Pipeline Stages
===============

Overview
--------
A PipelineStage implements a single calculation step within a wider pipeline.
Each different type of analysis stge is represented by a subclass of PipelineStage.

The base class handles the connection between different pipeline
stages, and the execution of the stages within a workflow system (e.g. parsl),
potentially in parallel (MPI).

The subclasses must:
 - define their name
 - define their inputs and outputs
 - provide a "run" method which does the actual execution of the pipeline step.

They must use base class methods within the run method to find their input
and output file paths.  They can optionally use further methods in this
class to open and prepare those files too.

Inputs/Outputs and Tags
-----------------------
The I/O system for Ceci uses the concept of "tags".
A tag is a string which corresponds to a single input or output file.
Using it allows us to easily connect together pipeline stages by matching
output tags from earlier stages to input tags for later ones.
Tags must be unique across a pipeline.

Configuration Parameters
------------------------

Every stage has an additional implicit input: a configuration file in YAML format.

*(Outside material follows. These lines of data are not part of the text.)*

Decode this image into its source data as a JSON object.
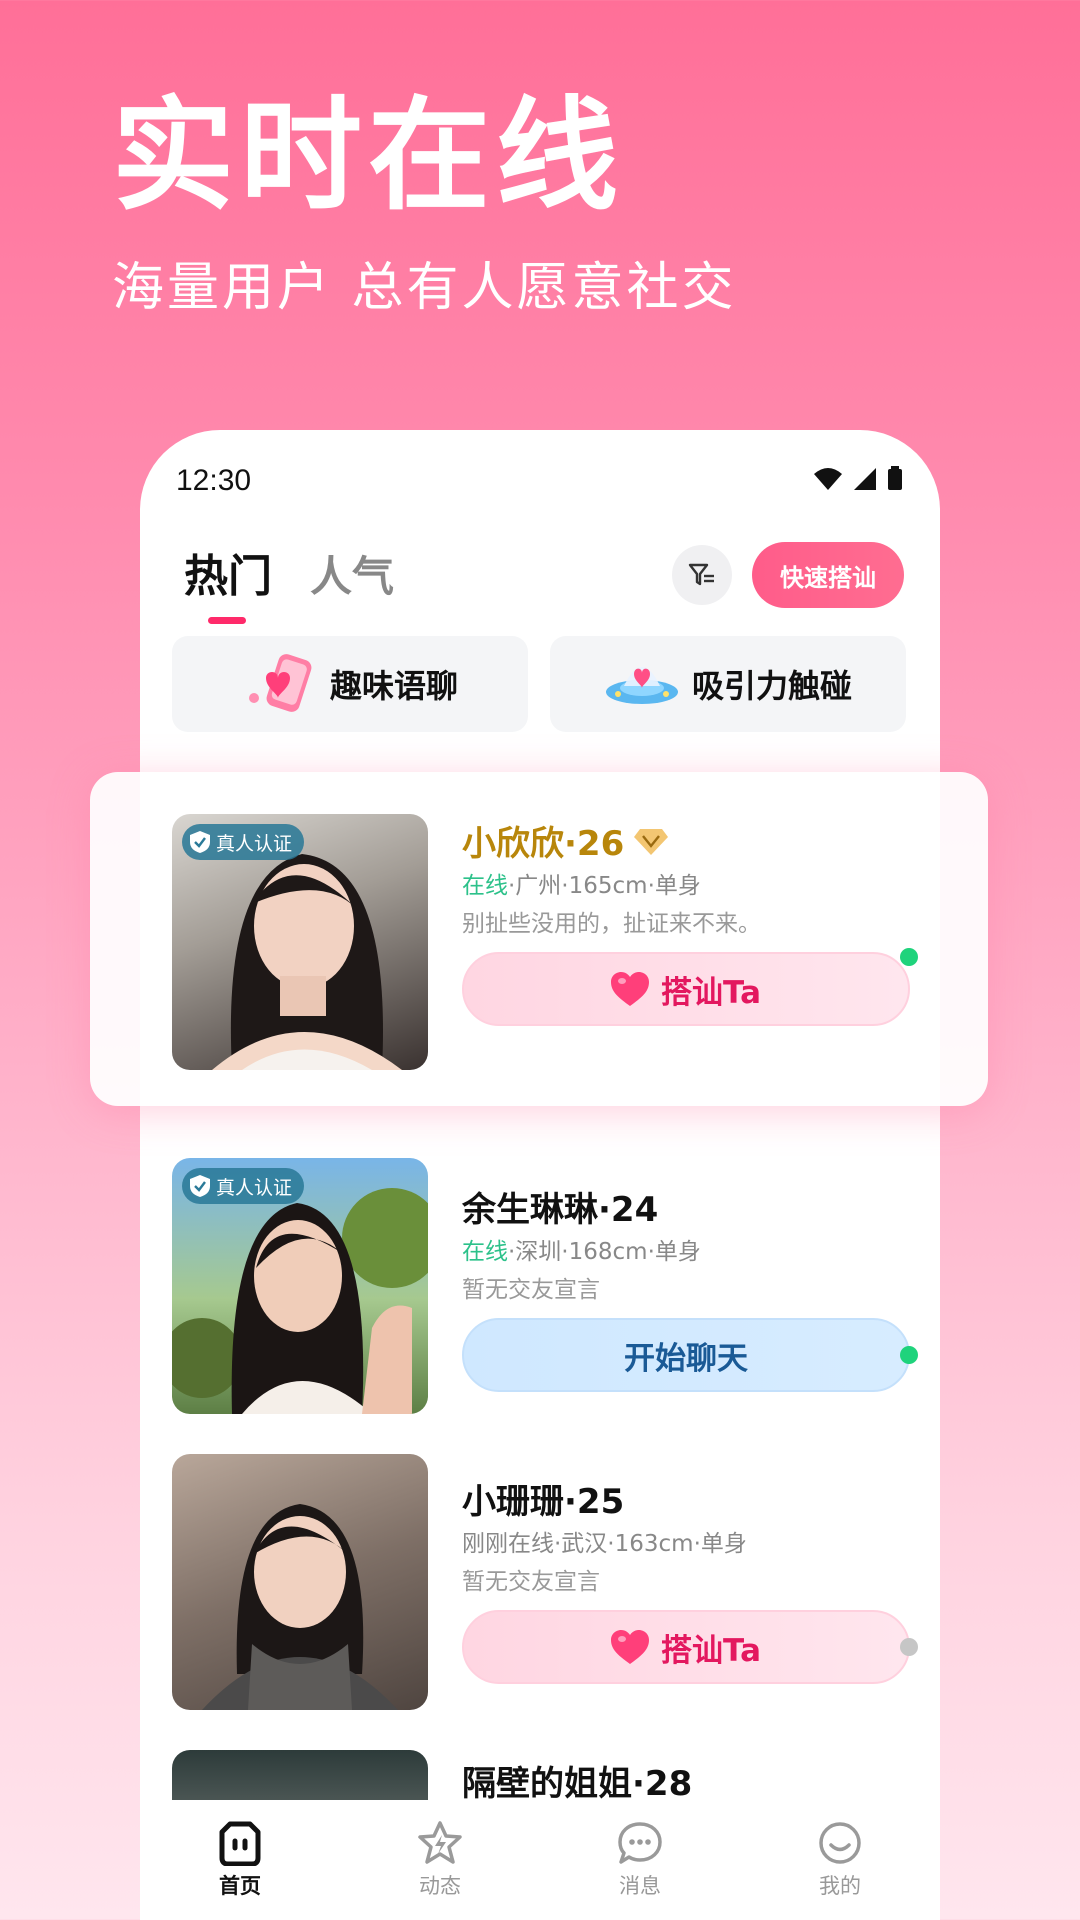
{
  "hero": {
    "title": "实时在线",
    "subtitle": "海量用户 总有人愿意社交"
  },
  "status_bar": {
    "time": "12:30"
  },
  "tabs": [
    {
      "label": "热门"
    },
    {
      "label": "人气"
    }
  ],
  "quick_button": "快速搭讪",
  "features": [
    {
      "label": "趣味语聊",
      "icon": "phone-heart-icon"
    },
    {
      "label": "吸引力触碰",
      "icon": "ufo-heart-icon"
    }
  ],
  "verify_label": "真人认证",
  "users": [
    {
      "name": "小欣欣·26",
      "status": "在线",
      "details": "·广州·165cm·单身",
      "bio": "别扯些没用的，扯证来不来。",
      "action": "搭讪Ta",
      "verified": true,
      "vip": true
    },
    {
      "name": "余生琳琳·24",
      "status": "在线",
      "details": "·深圳·168cm·单身",
      "bio": "暂无交友宣言",
      "action": "开始聊天",
      "verified": true
    },
    {
      "name": "小珊珊·25",
      "status": "",
      "details": "刚刚在线·武汉·163cm·单身",
      "bio": "暂无交友宣言",
      "action": "搭讪Ta",
      "verified": false
    },
    {
      "name": "隔壁的姐姐·28"
    }
  ],
  "nav": [
    {
      "label": "首页"
    },
    {
      "label": "动态"
    },
    {
      "label": "消息"
    },
    {
      "label": "我的"
    }
  ],
  "colors": {
    "accent": "#ff2a6a",
    "online": "#2cc18a",
    "vip_name": "#b8860b"
  }
}
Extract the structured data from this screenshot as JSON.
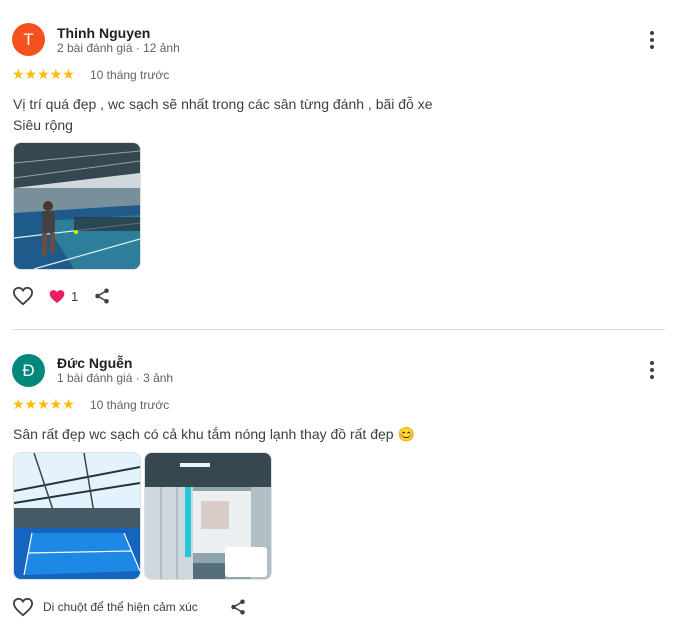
{
  "reviews": [
    {
      "author": "Thinh Nguyen",
      "initial": "T",
      "avatar_color": "#f4511e",
      "meta": "2 bài đánh giá · 12 ảnh",
      "rating": 5,
      "stars_text": "★★★★★",
      "time": "10 tháng trước",
      "text_line1": "Vị trí quá đẹp , wc sạch sẽ nhất trong các sân từng đánh , bãi đỗ xe",
      "text_line2": "Siêu rộng",
      "photos": [
        "pickleball-court-player"
      ],
      "reactions": {
        "emoji": "heart",
        "count": "1"
      },
      "icons": [
        "heart-outline-icon",
        "share-icon",
        "more-vert-icon"
      ]
    },
    {
      "author": "Đức Nguễn",
      "initial": "Đ",
      "avatar_color": "#00897b",
      "meta": "1 bài đánh giá · 3 ảnh",
      "rating": 5,
      "stars_text": "★★★★★",
      "time": "10 tháng trước",
      "text": "Sân rất đẹp wc sạch có cả khu tắm nóng lạnh thay đồ rất đẹp",
      "emoji": "😊",
      "photos": [
        "covered-court",
        "restroom"
      ],
      "react_hint": "Di chuột để thể hiện cảm xúc",
      "icons": [
        "heart-outline-icon",
        "share-icon",
        "more-vert-icon"
      ]
    }
  ]
}
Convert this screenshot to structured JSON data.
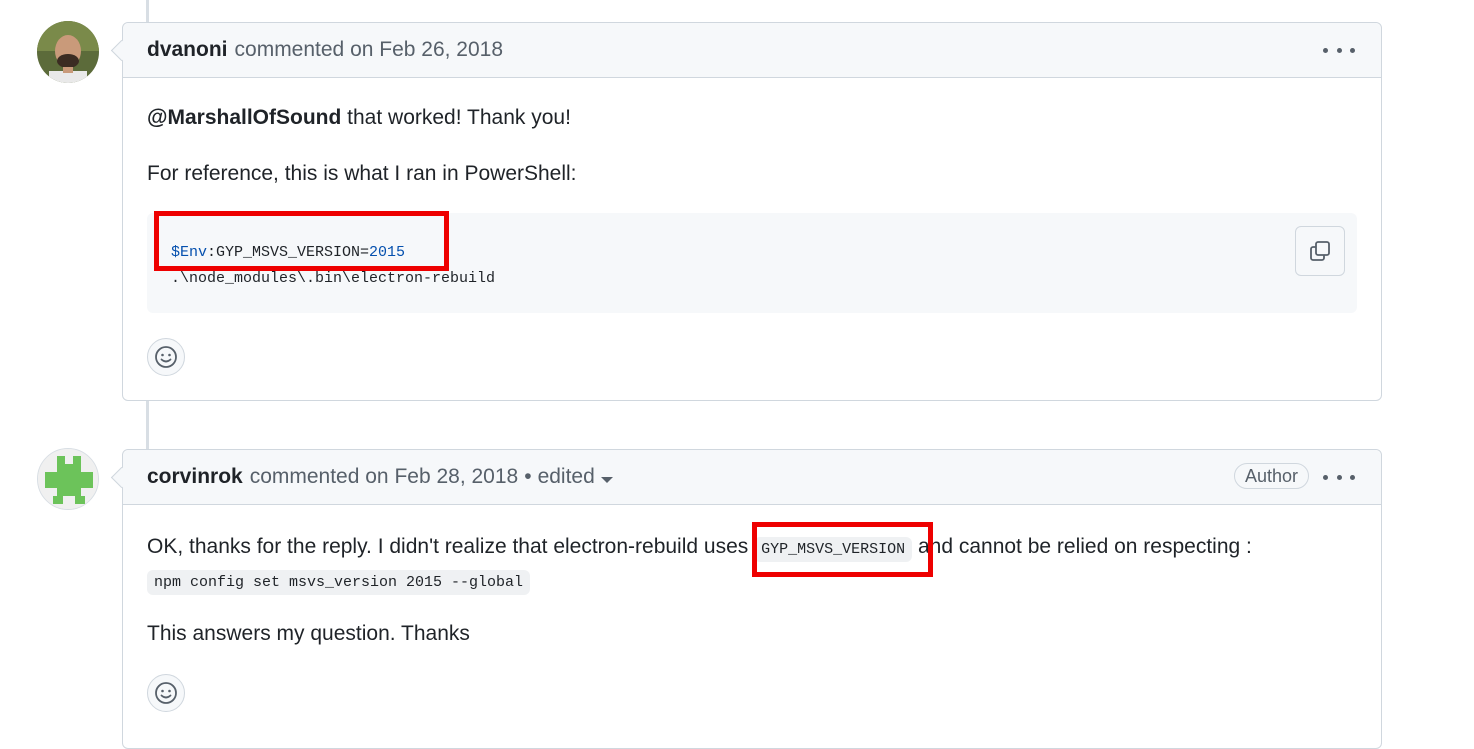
{
  "comments": [
    {
      "author": "dvanoni",
      "header_text": "commented on Feb 26, 2018",
      "mention": "@MarshallOfSound",
      "line1_rest": " that worked! Thank you!",
      "line2": "For reference, this is what I ran in PowerShell:",
      "code": {
        "env_var": "$Env",
        "env_rest": ":GYP_MSVS_VERSION=",
        "env_value": "2015",
        "line2": ".\\node_modules\\.bin\\electron-rebuild"
      }
    },
    {
      "author": "corvinrok",
      "header_text": "commented on Feb 28, 2018",
      "separator": "•",
      "edited_label": "edited",
      "badge": "Author",
      "para1_before": "OK, thanks for the reply. I didn't realize that electron-rebuild uses ",
      "para1_code": "GYP_MSVS_VERSION",
      "para1_after": " and cannot be relied on respecting :",
      "para1_code2": "npm config set msvs_version 2015 --global",
      "para2": "This answers my question. Thanks"
    }
  ],
  "colors": {
    "highlight": "#ee0000",
    "code_number": "#0550ae"
  },
  "icons": [
    "kebab-menu-icon",
    "copy-icon",
    "smiley-icon",
    "caret-down-icon"
  ]
}
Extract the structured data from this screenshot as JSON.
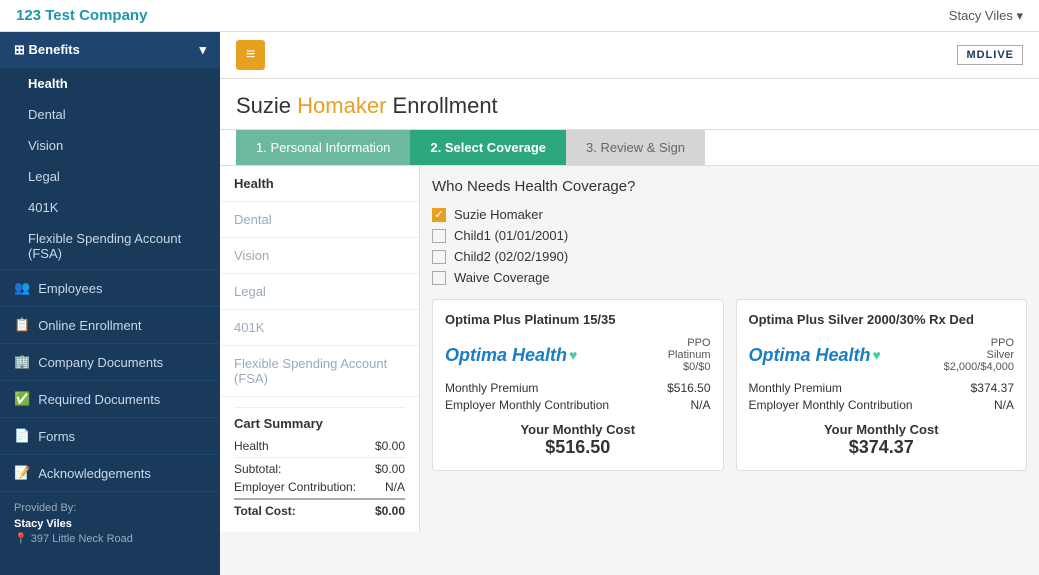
{
  "topbar": {
    "company_name": "123 Test Company",
    "user_name": "Stacy Viles ▾",
    "mdlive": "MDLIVE"
  },
  "sidebar": {
    "benefits_label": "Benefits",
    "nav_items": [
      {
        "label": "Health",
        "active": true
      },
      {
        "label": "Dental",
        "active": false
      },
      {
        "label": "Vision",
        "active": false
      },
      {
        "label": "Legal",
        "active": false
      },
      {
        "label": "401K",
        "active": false
      },
      {
        "label": "Flexible Spending Account (FSA)",
        "active": false
      }
    ],
    "main_items": [
      {
        "label": "Employees",
        "icon": "👥"
      },
      {
        "label": "Online Enrollment",
        "icon": "📋"
      },
      {
        "label": "Company Documents",
        "icon": "🏢"
      },
      {
        "label": "Required Documents",
        "icon": "✅"
      },
      {
        "label": "Forms",
        "icon": "📄"
      },
      {
        "label": "Acknowledgements",
        "icon": "📝"
      }
    ],
    "provided_by": "Provided By:",
    "agent_name": "Stacy Viles",
    "address": "397 Little Neck Road"
  },
  "header": {
    "hamburger_icon": "≡"
  },
  "page_title_part1": "Suzie ",
  "page_title_part2": "Homaker ",
  "page_title_part3": "Enrollment",
  "steps": [
    {
      "label": "1. Personal Information",
      "state": "completed"
    },
    {
      "label": "2. Select Coverage",
      "state": "active"
    },
    {
      "label": "3. Review & Sign",
      "state": "inactive"
    }
  ],
  "left_panel": {
    "items": [
      {
        "label": "Health",
        "active": true
      },
      {
        "label": "Dental",
        "active": false
      },
      {
        "label": "Vision",
        "active": false
      },
      {
        "label": "Legal",
        "active": false
      },
      {
        "label": "401K",
        "active": false
      },
      {
        "label": "Flexible Spending Account (FSA)",
        "active": false
      }
    ],
    "cart": {
      "title": "Cart Summary",
      "rows": [
        {
          "label": "Health",
          "value": "$0.00"
        },
        {
          "label": "Subtotal:",
          "value": "$0.00"
        },
        {
          "label": "Employer Contribution:",
          "value": "N/A"
        },
        {
          "label": "Total Cost:",
          "value": "$0.00"
        }
      ]
    }
  },
  "coverage": {
    "question": "Who Needs Health Coverage?",
    "checkboxes": [
      {
        "label": "Suzie Homaker",
        "checked": true
      },
      {
        "label": "Child1 (01/01/2001)",
        "checked": false
      },
      {
        "label": "Child2 (02/02/1990)",
        "checked": false
      },
      {
        "label": "Waive Coverage",
        "checked": false
      }
    ]
  },
  "plans": [
    {
      "title": "Optima Plus Platinum 15/35",
      "logo": "Optima Health",
      "type_line1": "PPO",
      "type_line2": "Platinum",
      "type_line3": "$0/$0",
      "monthly_premium_label": "Monthly Premium",
      "monthly_premium_value": "$516.50",
      "employer_monthly_label": "Employer Monthly Contribution",
      "employer_monthly_value": "N/A",
      "your_cost_label": "Your Monthly Cost",
      "your_cost_value": "$516.50"
    },
    {
      "title": "Optima Plus Silver 2000/30% Rx Ded",
      "logo": "Optima Health",
      "type_line1": "PPO",
      "type_line2": "Silver",
      "type_line3": "$2,000/$4,000",
      "monthly_premium_label": "Monthly Premium",
      "monthly_premium_value": "$374.37",
      "employer_monthly_label": "Employer Monthly Contribution",
      "employer_monthly_value": "N/A",
      "your_cost_label": "Your Monthly Cost",
      "your_cost_value": "$374.37"
    }
  ]
}
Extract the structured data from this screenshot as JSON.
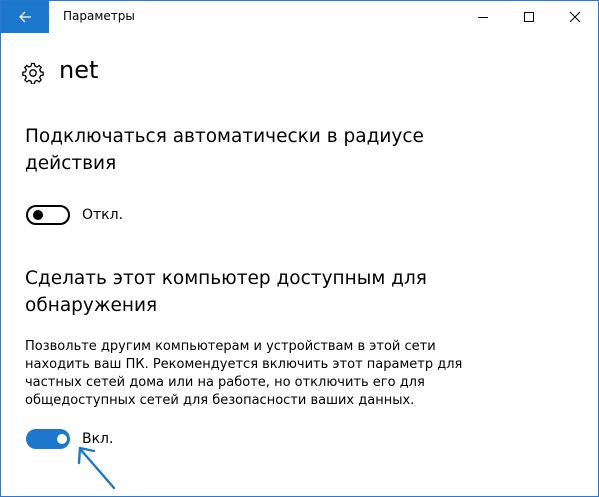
{
  "window": {
    "title": "Параметры",
    "accent_color": "#1d77cc"
  },
  "header": {
    "icon": "gear-icon",
    "title": "net"
  },
  "sections": [
    {
      "title_line1": "Подключаться автоматически в радиусе",
      "title_line2": "действия",
      "toggle_state": "off",
      "toggle_label": "Откл."
    },
    {
      "title_line1": "Сделать этот компьютер доступным для",
      "title_line2": "обнаружения",
      "description_lines": [
        "Позвольте другим компьютерам и устройствам в этой сети",
        "находить ваш ПК. Рекомендуется включить этот параметр для",
        "частных сетей дома или на работе, но отключить его для",
        "общедоступных сетей для безопасности ваших данных."
      ],
      "toggle_state": "on",
      "toggle_label": "Вкл."
    }
  ],
  "annotation": {
    "icon": "arrow-pointer-icon",
    "color": "#1d77cc"
  }
}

Stage classes can define a dictionary as an instance variable listing what variables
it needs in that configuration file and their types, or give default values in case
they are not found in the parameter file.

Here is an example:

.. code-block:: python

    class MyStage:
        ...
        config_options = {
            'T_cut':float,
            's2n_cut':float,
            'delta_gamma': float,
            'max_rows':0,
            'chunk_rows':10000,
            'zbin_edges':[float]
        }

Some parameters like ``T_cut`` have been given just a python type, indicating that there
is no default value for them and the use should specify a value of type "float" in the
parameter file.  Others like ``max_rows`` have a default value that will be used if the
parameter is not otherwise specified.

The parameter file will automatically be read and the results put into a dictionary that
the stage can access via ``self.config``, for example: ``cut = self.config['T_cut']``.


More complicated parameter types such as dictionaries can also be used, but they cannot currently be 
specified in the ``config_option`` dictionary and so the system will not automatically check
for their presence in the parameter file - you will have to do that yourself.

Parameters can also be overridden when running a stage on its own on the command line,
(see "Execution", below) by using them as flag: ``--T_cut=0.4``


Pipeline Methods
----------------

The full set of pipeline methods is documented below.
Of particular note are the methods described here, which are designed to be used
by subclasses.

Return the path to input or output files:

.. code-block:: python

    self.get_input(tag)
    self.get_output(tag)


Get the base class to find and open an input or output file for you,
optionally returning a wrapper class instead of the file:

.. code-block:: python

    self.open_input(tag, wrapper=False, **kwargs)
    self.open_output(tag, wrapper=False, **kwargs)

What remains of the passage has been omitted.